Solo Áspero (IV)
Tenho que enfiar politonia nesse trajeto, ah se tenho. Vamos fazer uma coisa.
Vos apresento o espelho.
O espelho me diria que eu cheguei da forma que for até o lugar que estava naquele instante, mas terá sido isso mesmo? Bem, estava como meu Jipe até então, devo ter atracado.
Cheguei, entrei, subi escadas de mármore de uma tonalidade que nunca se prende à minha mente e presenças passavam por mim, não a todo tempo, bem de vez em quando, as conhecia mas as desejava como belas moças que se vê na rua e se sabe que nunca irá se conhecer. Eu as seguia, tentava entender suas vidas dentro daquele meu novo mundo emplastrado de mármore, paredes de vidro, luzes e aquele cheiro sem cor, sem gosto e reminiscência, mas aquele cheiro formoso.
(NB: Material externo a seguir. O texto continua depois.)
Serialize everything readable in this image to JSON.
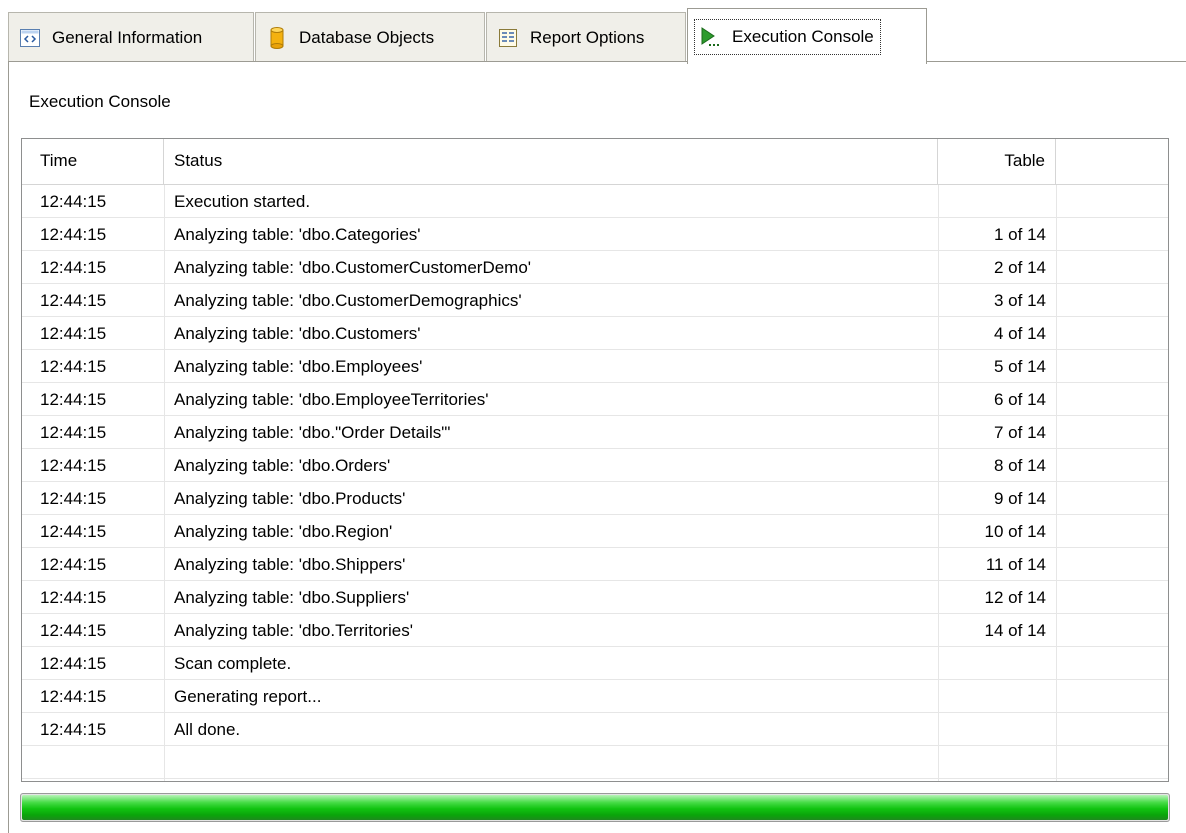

Andavam aos pares e não tinham o rosto que em alguma profundidade da minha mente ocular teria que ter. Perseguia uma de cada vez e no meio do caminho entre escadarias (e escadas rolantelantelanteslantes que ninguem sabia e queria usar) apareciam outras que eu também tinha que seguir. Todas deveriam viver ali, ou se não, bem, se eu não via ou as ouvia talvez ja tivessem abandonado aquele mundo, aquele mundo que eu não conseguia abandonar. Era o dono dele. Mas mesmo o mundo que é grande como Shoppings Centers não é feito só de vida. Então deixei a vida do mundo um pouco de lado. E ela deixou de existir no meu mundo, rapidinho deixou.
Fui até uma das vitrines e olhei o que havia através dela e….
[Corte]
Ai!! Puts Grilla…
Deixa o espelho pra lá. Sabe quando acende aquela luz forte?? Pois então…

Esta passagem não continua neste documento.